Back around Xmas a relative gifted me with a nice little micro flyer for indoor use. It was definitely a beautiful little plane… as a matter of fact it was something that I liked so much that I had purchased one for myself just weeks earlier! So back to local shop I went to make a trade… and on a whim I picked up a Mini Convergence VTOL from E-Flite.
I flew it a couple times over the winter at some of our indoor events but I was not about to try forward flight in the limited space available so it sat mostly unused through the winter and for most of the summer before I really recalled it was over there in the corner in a pile with my other indoor flyers! After I dug it out and charged some batteries I took it out to the field, rechecked all my programming to find the right switch setting to get into a forward flight mode and lifted off.
Forward flight mode went well and I was getting a pretty good handle on how the plane handled life as a fixed wing when the radio timer started warning me I should start to think about landing. I slowed a bit and then flipped the switch to go back to vertical flight mode when things started to get “interesting”.
The plane began to immediately flip end over end and no control input made a lot of difference. It didn’t fall very fast but all I could do was throttle down when the ground came up to grab the airplane.
Back on the bench here is a view of the culprit…
As you may have noticed there’s something missing on the rear motor… two things in fact. The prop and the spinner nut! No wonder if flipped end over end! There were also a couple of foam “piercings”. One in the wing and one in the canopy. Neither of those are any real concern.
Luckily the bird comes with two spare props. The rear prop, I found, is the same as the port/left prop. This has it’s pitch in what I would consider the “standard” direction for aircraft with a counterclockwise rotation creating rearward/downward thrust. Luckily, I just happened to have an aluminum prop nut/cone with the correct thread in the shop and the plane comes with one of each type of spare prop so that problem was quickly solved.
Unfortunately when I powered the plane back up I quickly found another issue. The port side motor did not rotate up into the same position as the starboard.
I quickly realized something was not right with the servo that performed the “tilt” on that motor. Opening it up, you can see why.
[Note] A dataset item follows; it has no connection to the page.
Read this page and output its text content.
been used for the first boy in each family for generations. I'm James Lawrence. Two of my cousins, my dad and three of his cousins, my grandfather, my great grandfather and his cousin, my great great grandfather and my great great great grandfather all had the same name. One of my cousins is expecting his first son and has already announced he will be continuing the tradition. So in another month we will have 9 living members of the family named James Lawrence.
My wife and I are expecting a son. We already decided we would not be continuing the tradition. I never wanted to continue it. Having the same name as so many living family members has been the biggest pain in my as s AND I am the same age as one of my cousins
To get this view I had to remove that servo which required removing a couple screws to get the servo unmounted and a few more to remove the plastic faring that covers the bottom of the boom. Also, I disconnected the linkage and finally I had to split the tape with a razor blade (careful not to cut wires) and once removed, open up the servo. Some of that disassembly is shown below.
Reassembly had to wait a couple weeks but was not particularly challenging. For once I didn’t lose any screws, linkage, etc. The only real gotcha was to make sure you have taken note of where and what orientation the plug goes into the receiver/main board and be sure to power up the aircraft and allow it to pivot the servo to the starting point so you can line up the servo arm on the new servo so that the two engines are pointed in the same direction for startup.
So, moral of the story. When you read on line that folks have had some issues with the prop nuts loosening up and you should check them before each flight… listen. For my part, I decided to do something to help the nuts stay in place so I put a bit of clear finger nail polish on the threads of all three of the motors before replacing and tightening them down. I find it works pretty well as a thread locker for such things without risking any damage to plastic (like the props). Some thread lock compounds have been known to make plastic brittle over time! It is also fairly easy to muscle the nuts back off with the finger nail polish but in my experience does a fair job of eliminating any loosening due to vibration and the like. IE it can broken free again but won’t generally fail under normal use.
I’ve made one flight since this repair and the aircraft did well. So if you have one of these, do yourself a favor. Go unscrew all three prop nuts and find some non-permanent thread lock (or raid the wife’s nail polish stash) and take out a little insurance.